# Pioneer DVD driver needed



## spdavies (Nov 22, 2012)

Hey guys i need help please.

Just bought a brand new packard bell laptop (TS13 I5 6GB RAM 750GB HDD).

I'm having a nightmare as the DVD has packed up and the windows fix software isn't working.

It says error 39 as the driver isn't working.

I've tried uninstalling and reinstalling but it just doesn;t like it. 

Does anyone know where i can download a new driver and try that? The DVD is a Pioneer DVD-RW DVRTD11RS.

Please make it simple i'm not the best at IT. Thanks


----------



## makinu1der2 (Jan 1, 2008)

Window will have the driver for the drive to function.

Was there any software installed when the problem occurred?

When running the Microsoft Fix-it did you try the manual steps to remove the filters?

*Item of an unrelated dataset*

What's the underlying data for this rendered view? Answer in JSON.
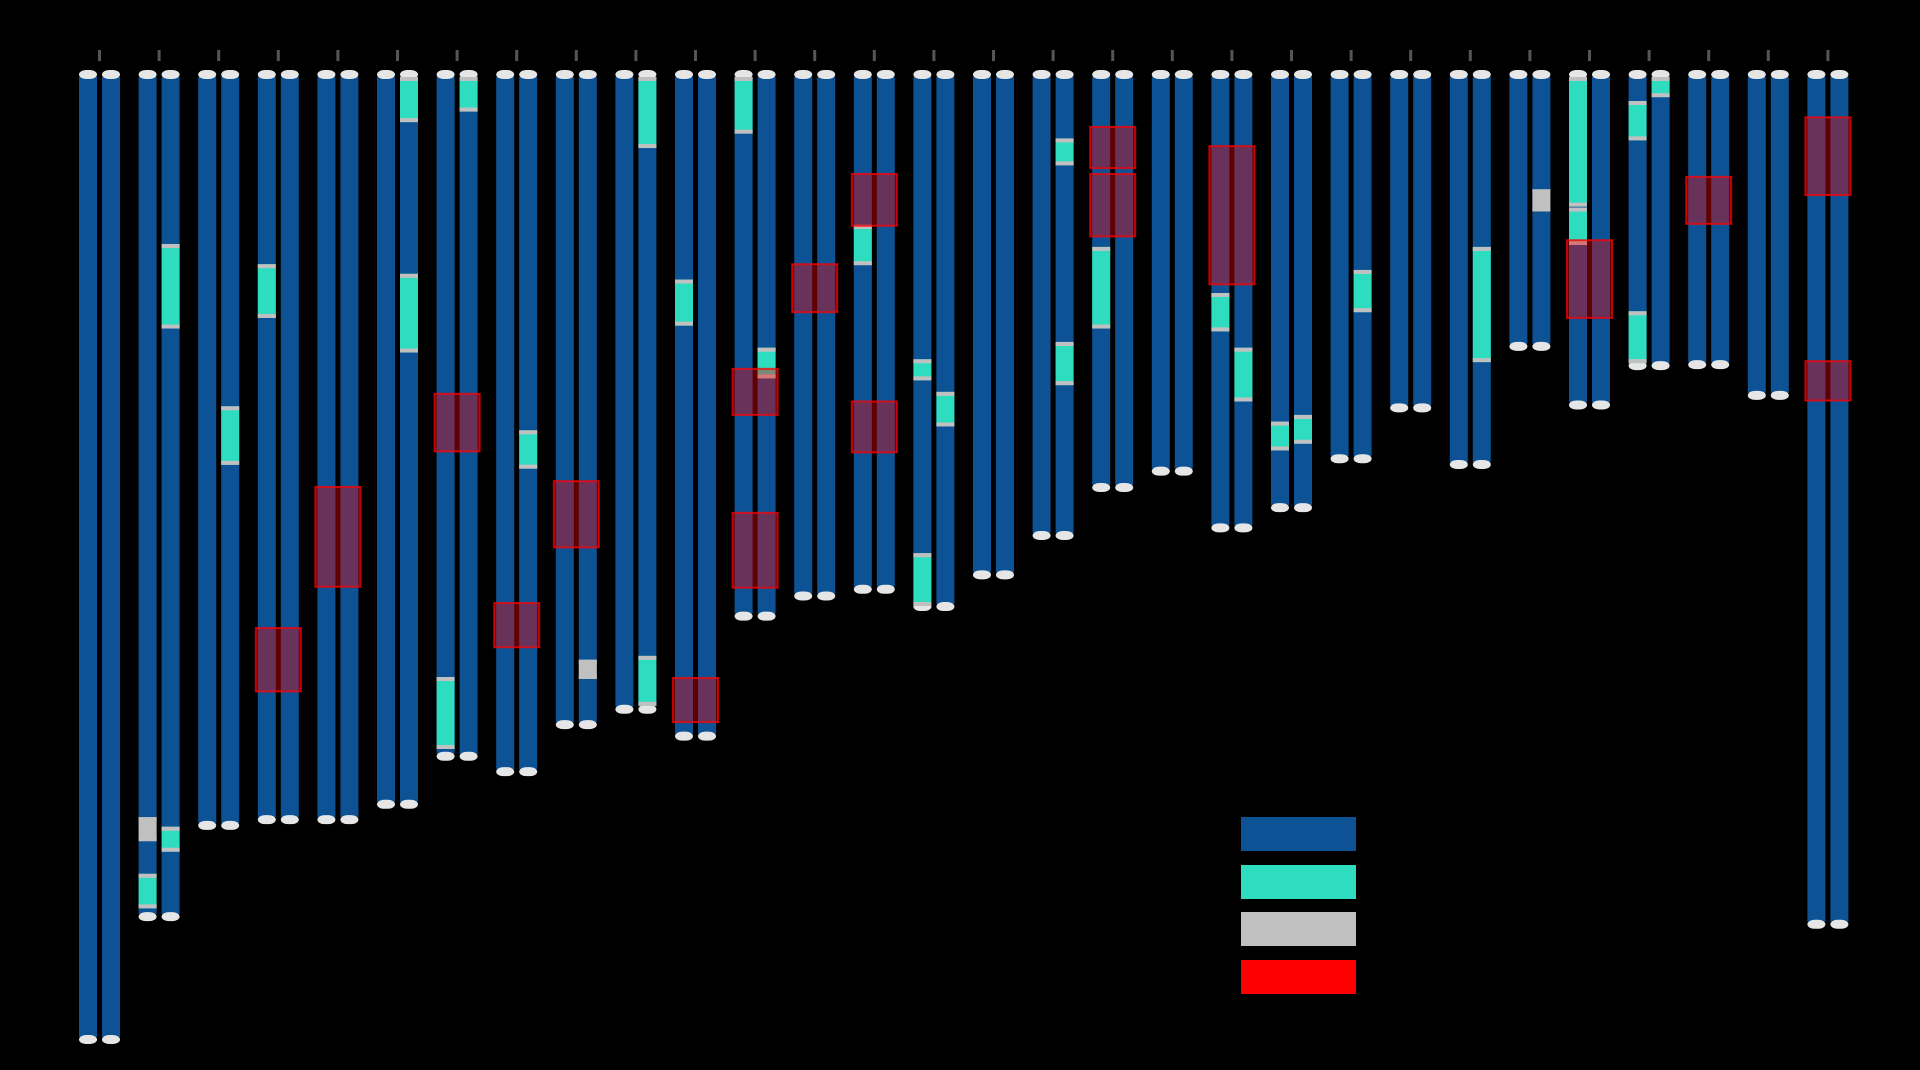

If not then I suggest following the steps in the link below. Instruction are the same for Windows 7

The CD drive or the DVD drive does not work as expected on a computer that is running Windows Vista


----------



## spdavies (Nov 22, 2012)

Thanks but i'm really not sure that i'm comfortable messing around with the registry. Isn't there an easier way?

Windows said it tried to update the driver but it never worked!

I tried the microsoft fix it package as well but that didn't work!


----------



## makinu1der2 (Jan 1, 2008)

> Thanks but i'm really not sure that i'm comfortable messing around with the registry. Isn't there an easier way?


Sorry but I am not aware of any other way. You can try contacting the manufacturer support team.


----------



## JimE (Apr 16, 2009)

It's new. You shouldn't need to troubleshoot anything. Windows is either corrupted in some way, or the drive is faulty. Have it serviced.


----------